OK, so a little vulnerability on this one... Do you ever have those moments when you become so overwhelmed with the thought "I did this... it's all my fault" that you can't see beyond it?? Well, for the first time in mommy-hood I had those feelings. That feeling of oh, what have I done?! ... As you can see in the picture Zeek has a 'tilt' with his neck positioning, he slouches to the right. I slowly noticed this after I noticed a flat spot on the right side of his head! Every time I saw it I wanted to blame myself. I kept telling myself "you didn't move him around enough as a newborn," or " you didn't do enough tummy time" etc. Which in fact, I actually did do those things, a lot! I was extremely intentional about moving him around and holding him and having tummy time... And then even worse, I kept imagining what others were thinking about me or possibly even saying when they saw the spot... I felt the strong urge to always be justifying myself to others! Almost like this one little thing, that really wasn't my fault, defined me as a 'bad' mom!

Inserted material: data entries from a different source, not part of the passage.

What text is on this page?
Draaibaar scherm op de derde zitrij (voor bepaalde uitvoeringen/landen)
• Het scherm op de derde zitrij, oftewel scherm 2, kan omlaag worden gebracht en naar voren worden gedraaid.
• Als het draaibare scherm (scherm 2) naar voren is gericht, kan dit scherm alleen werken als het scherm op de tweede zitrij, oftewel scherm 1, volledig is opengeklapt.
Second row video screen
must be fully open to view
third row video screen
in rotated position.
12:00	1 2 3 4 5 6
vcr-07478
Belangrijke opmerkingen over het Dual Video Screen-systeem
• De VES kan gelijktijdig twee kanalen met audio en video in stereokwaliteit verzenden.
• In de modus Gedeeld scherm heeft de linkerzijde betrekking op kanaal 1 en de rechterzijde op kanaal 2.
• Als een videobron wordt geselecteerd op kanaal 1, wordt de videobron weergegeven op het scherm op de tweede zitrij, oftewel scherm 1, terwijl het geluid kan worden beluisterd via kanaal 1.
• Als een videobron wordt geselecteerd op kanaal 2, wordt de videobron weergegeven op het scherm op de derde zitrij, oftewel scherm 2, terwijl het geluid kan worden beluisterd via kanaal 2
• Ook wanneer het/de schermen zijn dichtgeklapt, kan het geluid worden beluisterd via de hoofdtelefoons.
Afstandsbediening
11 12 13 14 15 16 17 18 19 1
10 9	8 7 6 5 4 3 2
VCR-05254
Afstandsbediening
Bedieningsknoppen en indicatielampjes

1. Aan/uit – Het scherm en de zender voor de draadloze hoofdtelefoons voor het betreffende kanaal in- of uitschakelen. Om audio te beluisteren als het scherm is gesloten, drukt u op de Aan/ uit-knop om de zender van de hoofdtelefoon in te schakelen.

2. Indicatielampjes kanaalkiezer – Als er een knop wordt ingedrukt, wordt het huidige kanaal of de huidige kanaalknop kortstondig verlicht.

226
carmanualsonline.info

After days, I finally took a few steps back to realistically assess the situation! And come to find out it's actually a very normal thing for babies since they sleep so much on their back (& it will correct itself). Because I felt like this was all my fault, I wanted to do everything I could to fix it. So of course, I did my research and started doing everything I could, more tummy time, constantly turn his head the other way, positioning him to sleep on his side, etc... We saw the doctor and to my surprise she wasn't worried at all! She said we might see a physical therapist just to double check the muscles because of the tilt, but that she saw nothing to worry about! We've already seen a tremendous difference with the flat spot going away and with the tilt slowly correcting as he develops more muscle with tummy time & bumbo (sitting up) time! ... But, it took me a while to realize and accept this wasn't my fault. And that this doesn't define who I am as a mother. Things are going to happen in life, my fault or not, and I can't sit in self-pity or blame... Once I accepted that, I also had to deal with why I cared so much about what others were assuming... because in all honesty, I shouldn't care! I'm doing the very best I can and being the best mom I know how! And really, that's not for others to judge or question. I shouldn't look to others to define my standing as a 'mom'... I need to look to God! And even in my own doubts I need to remember that I am fully equipped to be a good mom and my confidence needs to come from Christ. Not others or even myself...
... I'm still learning what this fully means and looks like!